Mary Robinson est l'ancienne présidente de la République d'Irlande, ex-Haut Commissaire des Nations Unies aux droits de l'homme et actuelle présidente des Anciens (The Elders), un groupe de dirigeants et penseurs indépendants de dimension internationale cofondé en 2007 par Nelson Mandela qui œuvre pour la paix et les droits de l'homme.

Nous l'avons interrogée sur les inégalités qui se creusent du fait de la pandémie, la lutte contre le changement climatique et la gestion des migrations en Europe, mais aussi le sort de la princesse Latifa de Dubaï.

Méabh Mc Mahon, euronews :

"Cela fait plus d'une an que l'Organisation mondiale de la santé a déclaré l'état de pandémie mondiale de Covid-19. Depuis, le monde et l'Europe vivent une situation de crise. Bien qu'on le dise peu, la pandémie creuse encore le fossé entre les pays, les populations et les catégories sociales. Quel est son impact à long terme selon vous ?"

Mary Robinson, présidente du groupe des Anciens :

"C'est très inquiétant. Les Anciens ont beaucoup évoqué le fait que le Covid-19 avait exacerbé toutes les inégalités : les inégalités ethniques, hommes-femmes ou encore celles que subissent les personnes porteuses de handicap, celles qui sont marginalisées, les migrants et les réfugiés. Elles se sont toutes accrues. Et les surmonter sera difficile parce qu'en arrière-plan de cette crise du Covid, il y a la crise du climat. Donc nous devons nous remettre du Covid d'une manière qui soit en accord avec la nécessité de réduire nos émissions. Cette décennie est cruciale. Et vous savez, les inégalités sont bel et bien là et les gens souffrent beaucoup. Nous allons certainement revenir sur ce point, mais les femmes ont été particulièrement touchées."

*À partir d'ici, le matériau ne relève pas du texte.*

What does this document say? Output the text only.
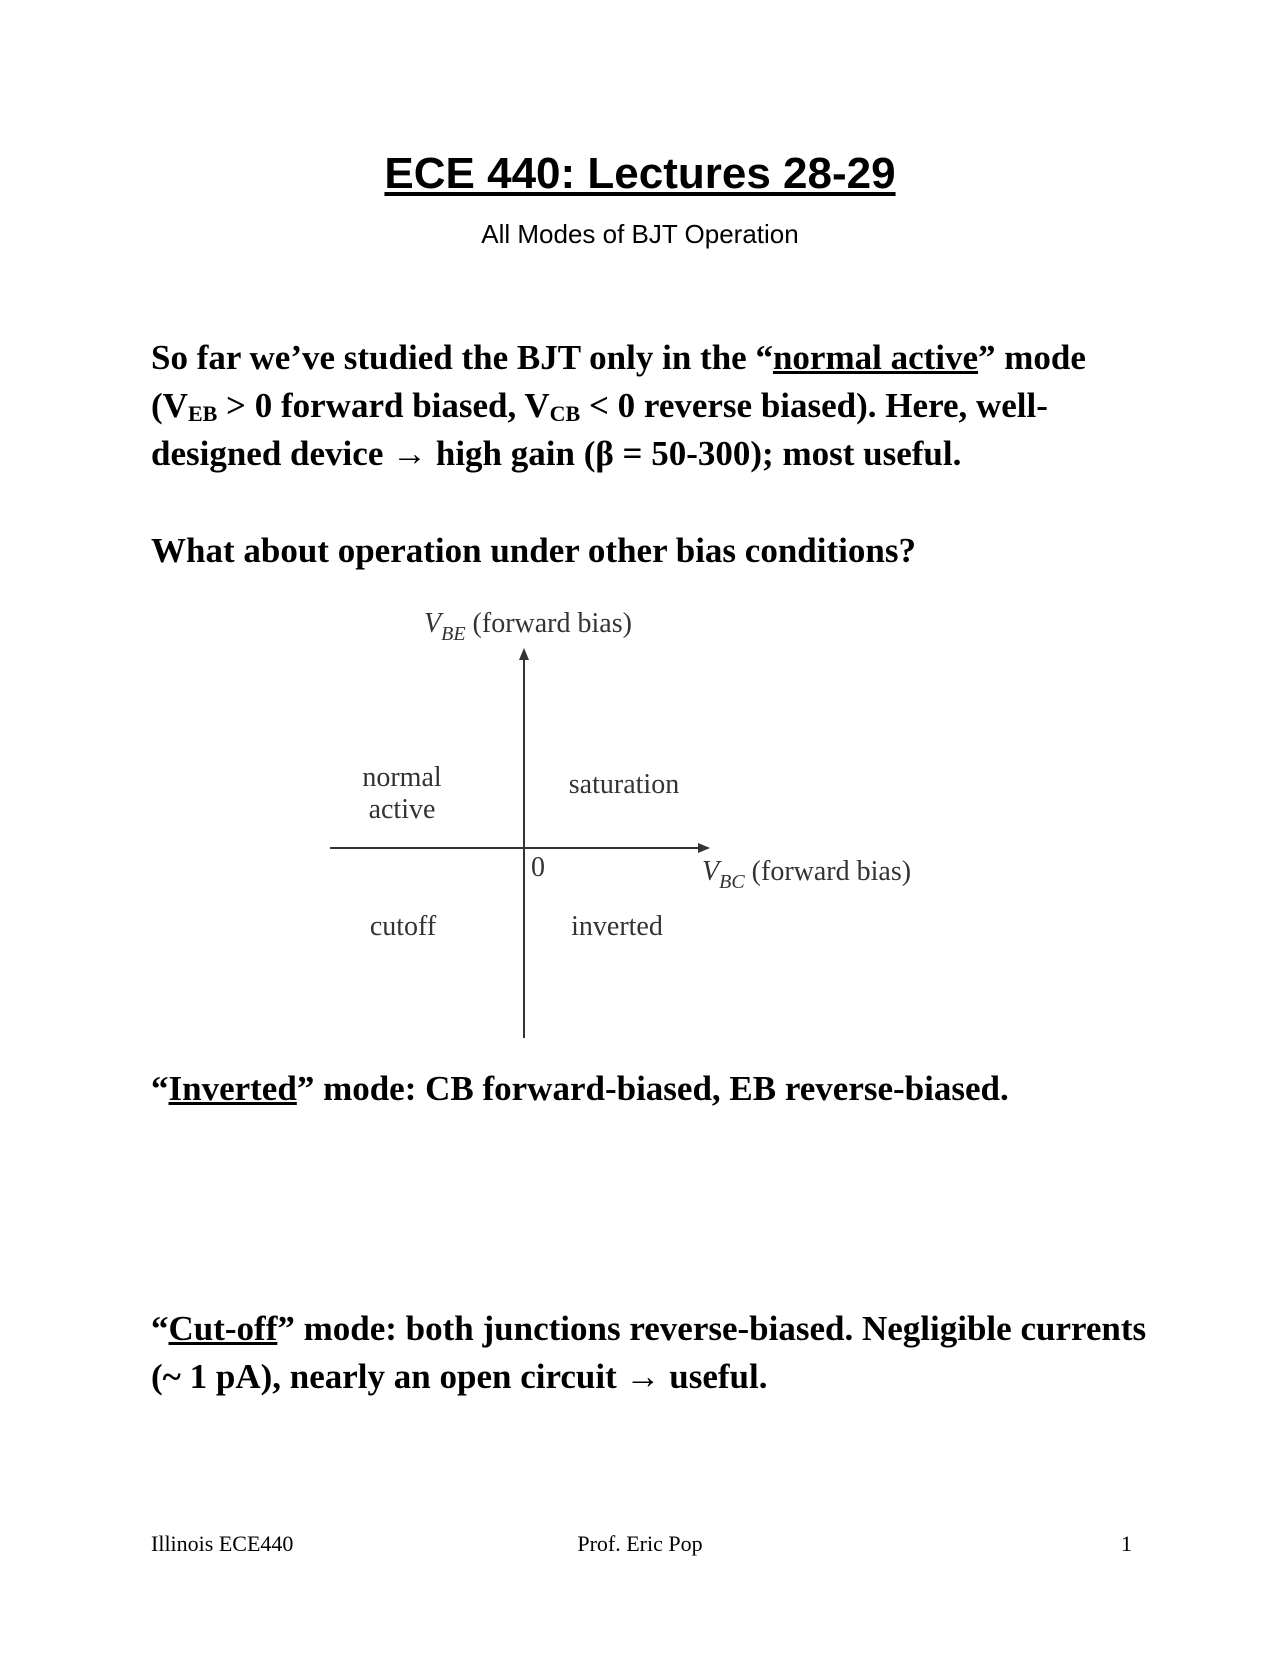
ECE 440: Lectures 28-29
All Modes of BJT Operation
So far we’ve studied the BJT only in the “normal active” mode ($V_{EB} > 0$ forward biased, $V_{CB} < 0$ reverse biased). Here, well-designed device → high gain (β = 50-300); most useful.
What about operation under other bias conditions?
$V_{BE}$ (forward bias)
0	$V_{BC}$ (forward bias)
normal
active
saturation
cutoff	inverted
“Inverted” mode: CB forward-biased, EB reverse-biased.
“Cut-off” mode: both junctions reverse-biased. Negligible currents (~ 1 pA), nearly an open circuit → useful.
Illinois ECE440	Prof. Eric Pop	1
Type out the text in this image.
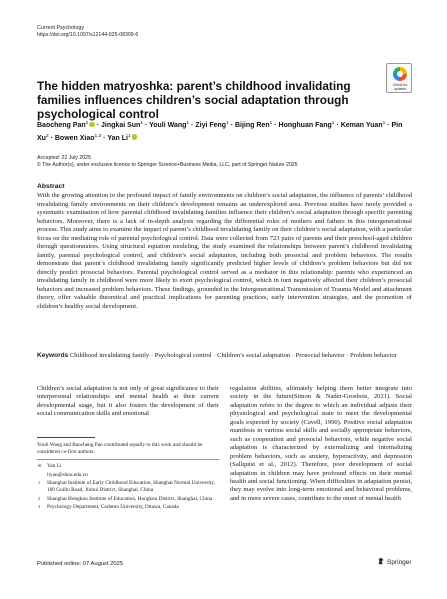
Current Psychology
https://doi.org/10.1007/s12144-025-08309-6
Check for
updates
The hidden matryoshka: parent’s childhood invalidating families influences children’s social adaptation through psychological control
Baocheng Pan$^1$ · Jingkai Sun$^1$ · Youli Wang$^1$ · Ziyi Feng$^1$ · Bijing Ren$^1$ · Honghuan Fang$^1$ · Keman Yuan$^1$ · Pin $Xu^2$ · Bowen Xiao$^{1,3}$ · Yan Li$^1$
Accepted: 22 July 2025
© The Author(s), under exclusive licence to Springer Science+Business Media, LLC, part of Springer Nature 2025
Abstract
With the growing attention to the profound impact of family environments on children’s social adaptation, the influence of parents’ childhood invalidating family environments on their children’s development remains an underexplored area. Previous studies have rarely provided a systematic examination of how parental childhood invalidating families influence their children’s social adaptation through specific parenting behaviors. Moreover, there is a lack of in-depth analysis regarding the differential roles of mothers and fathers in this intergenerational process. This study aims to examine the impact of parent’s childhood invalidating family on their children’s social adaptation, with a particular focus on the mediating role of parental psychological control. Data were collected from 723 pairs of parents and their preschool-aged children through questionnaires. Using structural equation modeling, the study examined the relationships between parent’s childhood invalidating family, parental psychological control, and children’s social adaptation, including both prosocial and problem behaviors. The results demonstrate that parent’s childhood invalidating family significantly predicted higher levels of children’s problem behaviors but did not directly predict prosocial behaviors. Parental psychological control served as a mediator in this relationship: parents who experienced an invalidating family in childhood were more likely to exert psychological control, which in turn negatively affected their children’s prosocial behaviors and increased problem behaviors. These findings, grounded in the Intergenerational Transmission of Trauma Model and attachment theory, offer valuable theoretical and practical implications for parenting practices, early intervention strategies, and the promotion of children’s healthy social development.
Keywords Childhood invalidating family · Psychological control · Children’s social adaptation · Prosocial behavior · Problem behavior
Children’s social adaptation is not only of great significance to their interpersonal relationships and mental health at their current developmental stage, but it also fosters the development of their social communication skills and emotional
regulation abilities, ultimately helping them better integrate into society in the future(Simon & Nader-Grosbois, 2021). Social adaptation refers to the degree to which an individual adjusts their physiological and psychological state to meet the developmental goals expected by society (Cavell, 1990). Positive social adaptation manifests in various social skills and socially appropriate behaviors, such as cooperation and prosocial behaviors, while negative social adaptation is characterized by externalizing and internalizing problem behaviors, such as anxiety, hyperactivity, and depression (Sallquist et al., 2012). Therefore, poor development of social adaptation in children may have profound effects on their mental health and social functioning. When difficulties in adaptation persist, they may evolve into long-term emotional and behavioral problems, and in more severe cases, contribute to the onset of mental health
Youli Wang and Baocheng Pan contributed equally to this work and should be considered co-first authors.
✉ Yan Li
liyan@shnu.edu.cn
1 Shanghai Institute of Early Childhood Education, Shanghai Normal University, 100 Guilin Road, Xuhui District, Shanghai, China
2 Shanghai Hongkou Institute of Education, Hongkou District, Shanghai, China
3 Psychology Department, Carleton University, Ottawa, Canada
Published online: 07 August 2025	Springer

"Les femmes sont davantage touchées par le chômage"

Méabh Mc Mahon :

"Des études montrent que ce sont elles qui se sont le plus occupées de l'assistance aux autres et de la garde des enfants. Nous sommes en 2021 et dans l'Union européenne, les femmes gagnent en moyenne, 14% de moins que les hommes, un chiffre qui varie beaucoup selon les États membres. Selon vous, pourquoi faut-il s'attaquer à ce problème au plus vite ?"

Mary Robinson :

"Il est vraiment important d'œuvrer à ce que l'ONU Femmes appelle "Génération Égalité" et d'y travailler dans le cadre du 25ème anniversaire du programme d'action de Pékin qui était célébré l'an dernier, mais nous le marquons cette année de manière plus spécifique. Et il est vrai que la contribution des femmes a été reconnue dans les domaines de la santé, l'assistance et même le nettoyage des hôpitaux. Elles occupent des emplois peu rémunérés dont nous percevons encore plus l'utilité aujourd'hui parce qu'elles ont permis de maintenir des lieux ouverts. Les femmes sont aussi davantage touchées par le chômage, soit parce qu'il y a des secteurs comme l'hôtellerie et la vente au détail qui ont particulièrement subi les conséquences de la pandémie, soit comme vous l'avez dit, parce qu'elles assument la plus grosse part de l'assistance et elles ont peut-être arrêté de travailler pour faire l'école à la maison ou s'occuper de parents âgés, par exemple."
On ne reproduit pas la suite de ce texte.